I am one of the first people to preach the importance of allowing your kids to experience disappointment and discomfort and failure.
To allow them to sit in discomfort without swooping in to rescue them and to make things better.
And then today I was presented with one of those situations.
I am not presenting the specifics of the situation because in all honesty, they don’t matter.
But Number 7 was very upset.
There was lots of crying and lots of pleading.
And I gotta say, I really had a hard time with it.
I really wanted to rescue her.
The situation she was in could have been handled in many ways.
The way I would have chosen to handle it was not the way it was being handled.
And without even realizing it, I went into rescue mode and I began to make my case.
I presented my argument, and I was told, “There is more than one way to handle this.”
And that was totally true.
There are multiple ways to solve problems.
And sometimes, although we like to think our way is the best way, maybe it isn’t.
Or maybe it is, but the other approach will also be effective.
The reality is that our children are going to encounter hundreds of different approaches from hundreds of different people throughout the course of their lives.
And only allowing our approach is doing them a disservice because it is not preparing them for the real world and what they will encounter.

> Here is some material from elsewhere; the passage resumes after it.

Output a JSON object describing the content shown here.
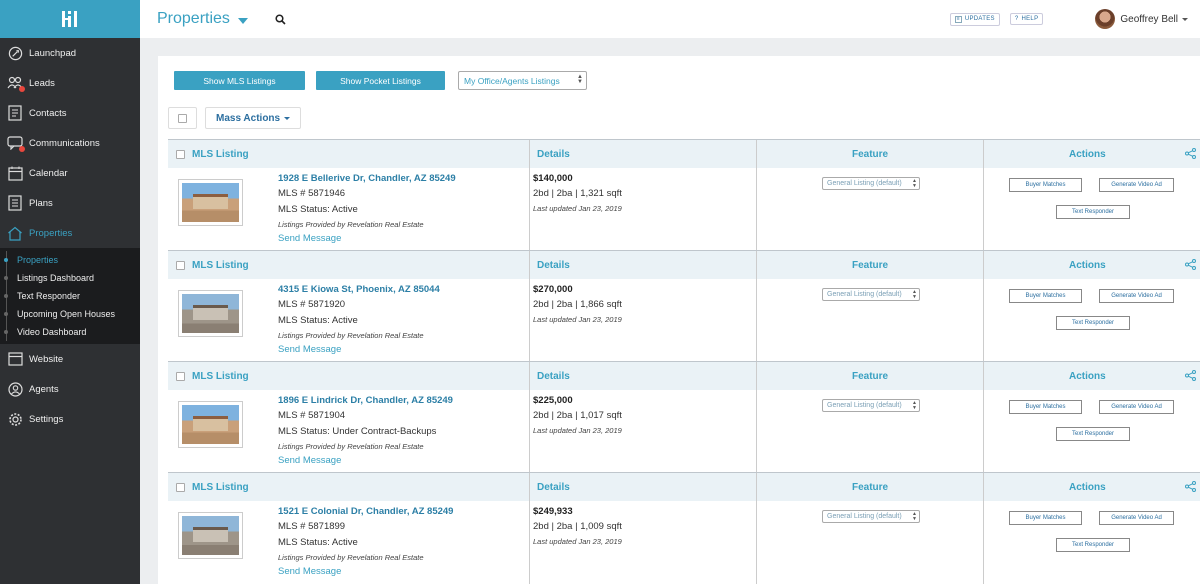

Different teachers, different coaches, different bosses will all have different approaches.
So I had to check myself.
I also needed some perspective and I had to remind myself that this was not a life or death situation.
What happened today would not traumatize Number 7. She would be fine eventually.
And she was.
About thirty minutes later, she had composed herself. She was happy. She was smiling. She was playing with her friends.
And you know what?
Earlier today I was sure my approach to the situation was the best one.
But now I’m not so sure. Maybe in the long run, the way things went down today was the best course of action for her.
There is one thing I do know.
Today I allowed Number 7 — and myself — to be uncomfortable.
We both survived.
And I think we are both a little stronger and a little wiser because of it.